Wednesday, May 23, 2012

Maximum Efficiency

This is my favorite bit from Slackonomics: Generation X in the Age of Creative Destruction, by Lisa Chamberlain. From Chapter 5 (""), Jen Bekman, former director of interactive programming at Disney, describes her decision to go back to college after the dotcom bubble burst and left her jobless in 2000 1997:
I had gone to Hunter College, but never graduated. So I tried going back to school, too. I took two classes at Hunter: a modern poetry class and a media studies course. I was getting a lot out of both classes; the professors were great. But I remember there were materials on reserve at the library, and you had to go check out a book and Xerox the material.

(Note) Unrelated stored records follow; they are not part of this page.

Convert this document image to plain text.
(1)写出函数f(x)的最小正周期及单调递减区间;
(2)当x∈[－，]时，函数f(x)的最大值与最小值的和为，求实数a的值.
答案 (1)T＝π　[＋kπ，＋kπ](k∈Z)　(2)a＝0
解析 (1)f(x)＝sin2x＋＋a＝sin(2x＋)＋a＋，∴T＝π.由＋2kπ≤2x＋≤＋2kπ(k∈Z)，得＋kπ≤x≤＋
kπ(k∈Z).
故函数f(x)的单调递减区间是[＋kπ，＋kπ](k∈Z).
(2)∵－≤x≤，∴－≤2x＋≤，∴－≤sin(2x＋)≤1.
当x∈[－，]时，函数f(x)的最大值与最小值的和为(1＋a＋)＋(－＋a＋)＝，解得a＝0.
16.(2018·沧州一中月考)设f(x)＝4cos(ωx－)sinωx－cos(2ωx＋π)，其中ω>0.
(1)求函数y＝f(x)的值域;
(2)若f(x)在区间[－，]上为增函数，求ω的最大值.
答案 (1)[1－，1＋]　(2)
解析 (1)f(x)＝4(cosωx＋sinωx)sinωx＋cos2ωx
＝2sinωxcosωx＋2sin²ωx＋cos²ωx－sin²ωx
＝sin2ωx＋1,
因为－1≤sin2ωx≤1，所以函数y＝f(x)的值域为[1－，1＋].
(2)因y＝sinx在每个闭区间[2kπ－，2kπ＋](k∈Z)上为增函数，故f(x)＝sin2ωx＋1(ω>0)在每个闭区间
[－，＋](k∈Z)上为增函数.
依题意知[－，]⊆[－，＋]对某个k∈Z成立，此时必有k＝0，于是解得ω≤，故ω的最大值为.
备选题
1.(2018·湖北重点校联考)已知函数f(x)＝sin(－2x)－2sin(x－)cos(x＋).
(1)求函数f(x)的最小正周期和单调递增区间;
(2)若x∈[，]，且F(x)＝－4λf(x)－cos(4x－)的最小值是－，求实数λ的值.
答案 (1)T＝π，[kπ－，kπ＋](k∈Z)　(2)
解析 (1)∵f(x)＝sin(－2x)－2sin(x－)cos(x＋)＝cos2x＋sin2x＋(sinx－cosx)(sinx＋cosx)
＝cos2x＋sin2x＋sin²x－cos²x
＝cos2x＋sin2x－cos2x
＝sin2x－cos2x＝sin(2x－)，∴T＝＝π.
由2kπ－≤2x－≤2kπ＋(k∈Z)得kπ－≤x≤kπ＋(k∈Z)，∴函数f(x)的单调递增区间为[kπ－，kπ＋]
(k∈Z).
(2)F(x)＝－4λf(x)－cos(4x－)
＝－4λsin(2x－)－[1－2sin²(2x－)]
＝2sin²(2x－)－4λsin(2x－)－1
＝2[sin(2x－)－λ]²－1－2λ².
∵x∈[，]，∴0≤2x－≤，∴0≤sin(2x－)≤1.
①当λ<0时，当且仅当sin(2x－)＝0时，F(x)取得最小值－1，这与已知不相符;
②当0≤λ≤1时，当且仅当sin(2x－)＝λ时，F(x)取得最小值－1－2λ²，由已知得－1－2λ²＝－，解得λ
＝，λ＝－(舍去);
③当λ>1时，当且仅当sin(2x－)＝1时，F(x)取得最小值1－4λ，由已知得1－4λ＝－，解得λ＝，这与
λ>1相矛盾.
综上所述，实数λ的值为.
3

You had to get a Xerox card and stand in line to photocopy the book. I just had this moment where I was like, "What the fuck?" There was no way I could do it. It just seemed ridiculous. There might be some arrogance in that, but Xeroxing a book seemed completely disconnected from my desire to learn. It wasn't just Xeroxing a book, but everything that represented. After years of working in this new, exciting arena, doing things no one had done before, making money, to then be standing there in line to Xerox a book - needless to say, I didn't finish the classes.

The lesson here, as always, is an education is not worth the trouble of Xeroxing something in order to obtain it. If a professor refuses to provide you with a pdf of all the relevant materials, walk out of that class and never look back. Xeroxing can mess you up. Lots of things can mess you up.

Cyborg knows what I'm talking about.